To achieve the goal of a simultaneous detection of an optical-$\gamma$-ray event the optical telescope must be already observing that field from where the GRB will be received. To do this the minimal requisite is a wide field optical telescope scanning the sky area under observation by $\gamma$-ray satellite.
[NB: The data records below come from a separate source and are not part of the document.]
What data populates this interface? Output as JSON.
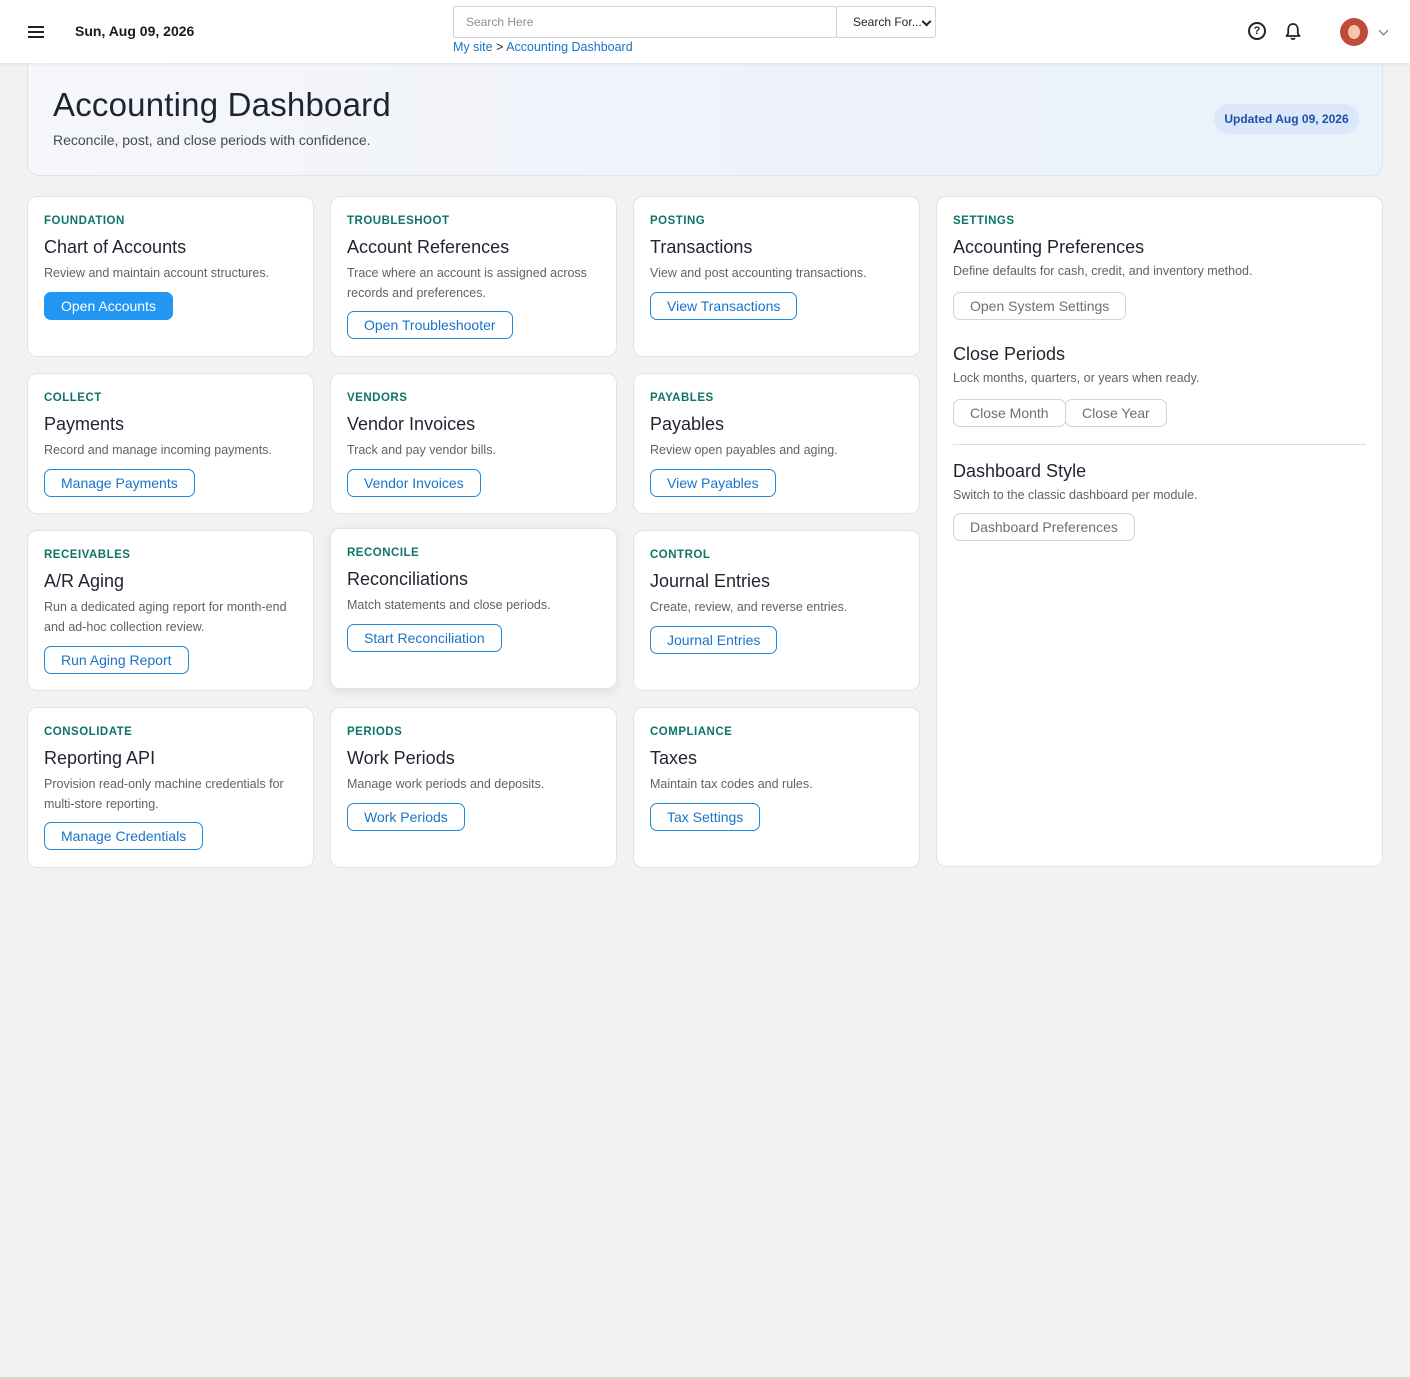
{
  "topbar": {
    "date": "Sun, Aug 09, 2026",
    "search_placeholder": "Search Here",
    "search_select": "Search For...",
    "breadcrumb": {
      "root": "My site",
      "separator": ">",
      "current": "Accounting Dashboard"
    },
    "help_icon": "?",
    "icons": [
      "menu-icon",
      "help-icon",
      "bell-icon",
      "avatar",
      "chevron-down-icon"
    ]
  },
  "hero": {
    "title": "Accounting Dashboard",
    "subtitle": "Reconcile, post, and close periods with confidence.",
    "badge": "Updated Aug 09, 2026"
  },
  "cards": [
    {
      "eyebrow": "FOUNDATION",
      "title": "Chart of Accounts",
      "desc": "Review and maintain account structures.",
      "button": "Open Accounts"
    },
    {
      "eyebrow": "TROUBLESHOOT",
      "title": "Account References",
      "desc": "Trace where an account is assigned across records and preferences.",
      "button": "Open Troubleshooter"
    },
    {
      "eyebrow": "POSTING",
      "title": "Transactions",
      "desc": "View and post accounting transactions.",
      "button": "View Transactions"
    },
    {
      "eyebrow": "COLLECT",
      "title": "Payments",
      "desc": "Record and manage incoming payments.",
      "button": "Manage Payments"
    },
    {
      "eyebrow": "VENDORS",
      "title": "Vendor Invoices",
      "desc": "Track and pay vendor bills.",
      "button": "Vendor Invoices"
    },
    {
      "eyebrow": "PAYABLES",
      "title": "Payables",
      "desc": "Review open payables and aging.",
      "button": "View Payables"
    },
    {
      "eyebrow": "RECEIVABLES",
      "title": "A/R Aging",
      "desc": "Run a dedicated aging report for month-end and ad-hoc collection review.",
      "button": "Run Aging Report"
    },
    {
      "eyebrow": "RECONCILE",
      "title": "Reconciliations",
      "desc": "Match statements and close periods.",
      "button": "Start Reconciliation"
    },
    {
      "eyebrow": "CONTROL",
      "title": "Journal Entries",
      "desc": "Create, review, and reverse entries.",
      "button": "Journal Entries"
    },
    {
      "eyebrow": "CONSOLIDATE",
      "title": "Reporting API",
      "desc": "Provision read-only machine credentials for multi-store reporting.",
      "button": "Manage Credentials"
    },
    {
      "eyebrow": "PERIODS",
      "title": "Work Periods",
      "desc": "Manage work periods and deposits.",
      "button": "Work Periods"
    },
    {
      "eyebrow": "COMPLIANCE",
      "title": "Taxes",
      "desc": "Maintain tax codes and rules.",
      "button": "Tax Settings"
    }
  ],
  "settings": {
    "eyebrow": "SETTINGS",
    "prefs_title": "Accounting Preferences",
    "prefs_desc": "Define defaults for cash, credit, and inventory method.",
    "prefs_button": "Open System Settings",
    "close_title": "Close Periods",
    "close_desc": "Lock months, quarters, or years when ready.",
    "close_month": "Close Month",
    "close_year": "Close Year",
    "style_title": "Dashboard Style",
    "style_desc": "Switch to the classic dashboard per module.",
    "style_button": "Dashboard Preferences"
  },
  "colors": {
    "accent": "#2196f3",
    "link": "#1a73c7",
    "eyebrow": "#0f7468",
    "badge_bg": "#dbe7fb",
    "badge_text": "#1d4fa8"
  }
}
As an example we now analyze the following configuration: i) telescope: mirror diameter D=1 m, focal ratio f = 1:1, size of field $l=3^{\circ}$, scale factor $fs=206\hbox{$^{\prime\prime}$}$ mm-1; ii) detector: two $2\times 2$ CCD arrays, each CCD featuring $25\times25$ mm active area, 40000 rebinned pixels (with pixel size $d=300~\mu$m, corresponding to about $70\hbox{$^{\prime\prime}$}$ in the focal plane), quantum efficiency $\eta=40\%-80\%$ in the range $4000-8000~{\mbox \AA}$, read-out time 1 s (equal to the exposure time, to allow double buffer image acquisition by switching between the two arrays).

We now evaluate the detection limit and the catching probability when such a telescope is scanning the $\gamma$ detector field of view. We assume 1 s exposures and a 0.1-0.5 s shifting time from one position to the next.